Buffett’s Railroad Boosts Capital Plan 11% to $3.9 BillionNatalie Doss and Noah Buhayar
Warren Buffett’s Berkshire Hathaway Inc. plans to boost capital spending at its railroad to $3.9 billion this year, an increase of 11 percent from 2011, as the company adds capacity for coal shipments.
The 2012 proposal includes $2.1 billion on the core network and $1.1 billion on locomotive, freight car and equipment acquisitions, the BNSF Railway Co. said in a statement today. The Fort Worth, Texas-based unit is also spending $300 million this year on a U.S. rail-safety mandate.
The largest U.S. freight railroads may lift capital expenditures to a record $13 billion in 2012 as their revenue rises amid gains in freight traffic, the Association of American Railroads said Jan. 30. BNSF’s weekly volume climbed to a three-year high as the economy improved outside of the housing market, Buffett, Berkshire’s chairman and chief executive officer, said in October.

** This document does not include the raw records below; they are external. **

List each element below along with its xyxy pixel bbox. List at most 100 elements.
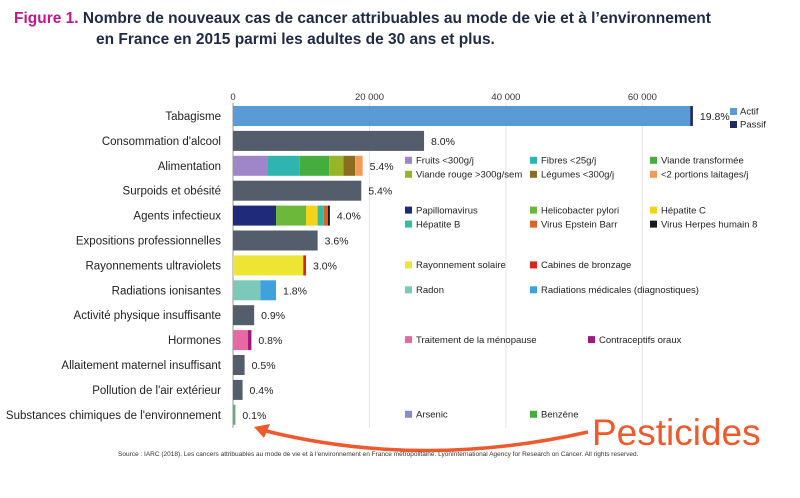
legend-label: Cabines de bronzage	[541, 260, 631, 271]
x-tick-label: 60 000	[628, 92, 657, 103]
percent-label: 3.6%	[325, 236, 349, 248]
legend-label: Actif	[740, 107, 759, 118]
legend-swatch	[405, 286, 412, 294]
legend-swatch	[730, 121, 737, 128]
percent-label: 0.1%	[242, 410, 266, 422]
legend-label: Benzène	[541, 410, 579, 421]
bar-segment	[233, 404, 235, 425]
bar-segment	[233, 355, 245, 375]
bar-segment	[233, 379, 243, 400]
legend-swatch	[405, 206, 412, 214]
legend-label: Helicobacter pylori	[541, 205, 619, 216]
percent-label: 4.0%	[337, 211, 361, 223]
bar-segment	[327, 205, 330, 226]
legend-label: Contraceptifs oraux	[599, 335, 682, 346]
percent-label: 3.0%	[313, 260, 337, 272]
legend-label: Traitement de la ménopause	[416, 335, 537, 346]
bar-segment	[233, 130, 425, 151]
percent-label: 5.4%	[368, 186, 392, 198]
legend-label: Virus Herpes humain 8	[661, 219, 757, 230]
category-label: Allaitement maternel insuffisant	[61, 360, 221, 372]
legend-label: Hépatite B	[416, 219, 460, 230]
legend-swatch	[530, 286, 537, 294]
bar-segment	[267, 155, 300, 176]
x-tick-label: 40 000	[491, 92, 520, 103]
category-label: Surpoids et obésité	[123, 186, 221, 198]
legend-swatch	[588, 336, 595, 344]
legend-label: Rayonnement solaire	[416, 260, 506, 271]
bar-segment	[233, 205, 276, 226]
bar-segment	[690, 106, 693, 126]
legend-label: <2 portions laitages/j	[661, 170, 748, 181]
legend-swatch	[530, 170, 537, 178]
legend-swatch	[405, 156, 412, 164]
bar-segment	[234, 404, 236, 425]
percent-label: 0.4%	[250, 385, 274, 397]
percent-label: 8.0%	[431, 136, 455, 148]
bar-segment	[233, 230, 318, 251]
legend-swatch	[530, 156, 537, 164]
bar-segment	[233, 180, 362, 201]
legend-swatch	[730, 108, 737, 115]
category-label: Expositions professionnelles	[76, 236, 221, 248]
legend-swatch	[650, 220, 657, 228]
legend-label: Radon	[416, 285, 444, 296]
bar-segment	[233, 330, 249, 351]
percent-label: 1.8%	[283, 285, 307, 297]
legend-label: Légumes <300g/j	[541, 170, 614, 181]
bar-segment	[233, 255, 304, 276]
category-label: Substances chimiques de l'environnement	[6, 410, 222, 422]
bar-segment	[260, 280, 276, 301]
category-label: Radiations ionisantes	[112, 285, 222, 297]
legend-swatch	[650, 170, 657, 178]
category-label: Rayonnements ultraviolets	[85, 260, 221, 272]
legend-label: Virus Epstein Barr	[541, 219, 617, 230]
x-tick-label: 20 000	[355, 92, 384, 103]
chart-bars: Tabagisme 19.8% Consommation d'alcool 8.0% A…	[6, 106, 730, 425]
legend-label: Radiations médicales (diagnostiques)	[541, 285, 699, 296]
bar-segment	[355, 155, 363, 176]
category-label: Agents infectieux	[133, 211, 221, 223]
category-label: Hormones	[168, 335, 221, 347]
legend-label: Fibres <25g/j	[541, 156, 596, 167]
legend-label: Passif	[740, 120, 766, 131]
chart-title: Figure 1. Nombre de nouveaux cas de canc…	[14, 8, 784, 50]
percent-label: 0.8%	[258, 335, 282, 347]
title-line-1: Nombre de nouveaux cas de cancer attribu…	[82, 10, 711, 27]
legend-swatch	[650, 206, 657, 214]
legend-label: Viande rouge >300g/sem	[416, 170, 522, 181]
percent-label: 0.5%	[252, 360, 276, 372]
bar-segment	[275, 205, 307, 226]
legend-swatch	[405, 410, 412, 418]
legend-swatch	[650, 156, 657, 164]
legend-swatch	[405, 220, 412, 228]
percent-label: 5.4%	[370, 161, 394, 173]
legend-swatch	[405, 336, 412, 344]
pesticides-arrow	[254, 424, 589, 453]
legend-label: Arsenic	[416, 410, 448, 421]
legend-label: Hépatite C	[661, 205, 706, 216]
legend-swatch	[530, 220, 537, 228]
bar-segment	[248, 330, 252, 351]
bar-segment	[233, 280, 261, 301]
legend-swatch	[530, 206, 537, 214]
category-label: Consommation d'alcool	[102, 136, 221, 148]
bar-segment	[233, 106, 691, 126]
bar-segment	[323, 205, 328, 226]
percent-label: 19.8%	[700, 111, 730, 123]
category-label: Tabagisme	[165, 111, 221, 123]
category-label: Pollution de l'air extérieur	[92, 385, 221, 397]
figure-label: Figure 1.	[14, 10, 79, 27]
category-label: Alimentation	[158, 161, 221, 173]
legend-label: Papillomavirus	[416, 205, 478, 216]
bar-segment	[329, 155, 344, 176]
bar-segment	[343, 155, 356, 176]
chart-legends: Actif Passif Fruits <300g/j Fibres <25g/j Vi…	[405, 107, 766, 421]
bar-segment	[317, 205, 324, 226]
legend-swatch	[405, 261, 412, 269]
title-line-2: en France en 2015 parmi les adultes de 3…	[96, 31, 495, 48]
source-note: Source : IARC (2018). Les cancers attrib…	[118, 451, 639, 458]
bar-segment	[303, 255, 307, 276]
pesticides-annotation: Pesticides	[592, 412, 761, 453]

“We’re probably only year two into the recovery,” said Peter Nesvold, an analyst with Jefferies & Co. in New York. Spending is driven by rail volume that’s expanding faster than the economy as the industry catches up to its pre-recession high point, Nesvold said.
The railroad’s plan calls for $400 million in terminal, intermodal-expansion and efficiency projects, including on coal routes. The rail serves mines in the Western U.S., including Wyoming’s Powder River Basin, which holds the largest and cheapest U.S. reserves of the power-plant fuel.

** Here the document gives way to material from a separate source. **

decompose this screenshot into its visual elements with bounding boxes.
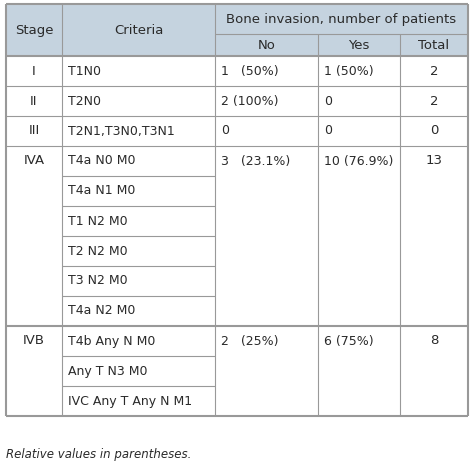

BNSF is also benefiting as oil drilling in the northern-U.S. Bakken region outpaces pipeline growth, boosting petroleum shipments by rail. Intermodal shipments, which can move by sea, rail and highway, are rising as higher fuel prices prompt truckers to partner with railroads to move containers over long distances.
The investment will “ensure our infrastructure remains strong and improve the efficiency of our operations,” Matthew Rose, CEO of the railroad, said in the statement.
About 70 percent of railroad capital expenditures are earmarked for maintenance, according to Nesvold, the analyst. Most rails are using the rest of the spending to improve efficiency by laying double tracks or expanding terminals, to buy new rail cars and locomotives and to expand their intermodal systems to compete better against trucks, Nesvold said.
Union Pacific Corp. had capital investments of $3.18 billion in 2011 and is forecast to spend $3.52 billion this year, according to the average of analysts surveyed by Bloomberg. Norfolk Southern Corp. is predicted to raise spending this year to $2.37 billion from $2.16 billion in 2011. CSX Corp. will probably keep spending at about $2.24 billion compared with $2.3 billion last year, according to the estimates.
Berkshire spent $26.5 billion in February 2010 to acquire the 77.5 percent of Burlington Northern Santa Fe it didn’t already own. Buffett has called the investment by his Omaha, Nebraska-based company an “all-in wager” on the U.S. economy.
“That’s stuff moving around the country, supplying merchants and doing all kinds of things,” he said at Fortune magazine’s Most Powerful Women conference in October, referring to rising freight.
Burlington paid $2.75 billion of dividends to its parent in the first nine months of last year and said another $750 million was declared for the fourth quarter of 2011.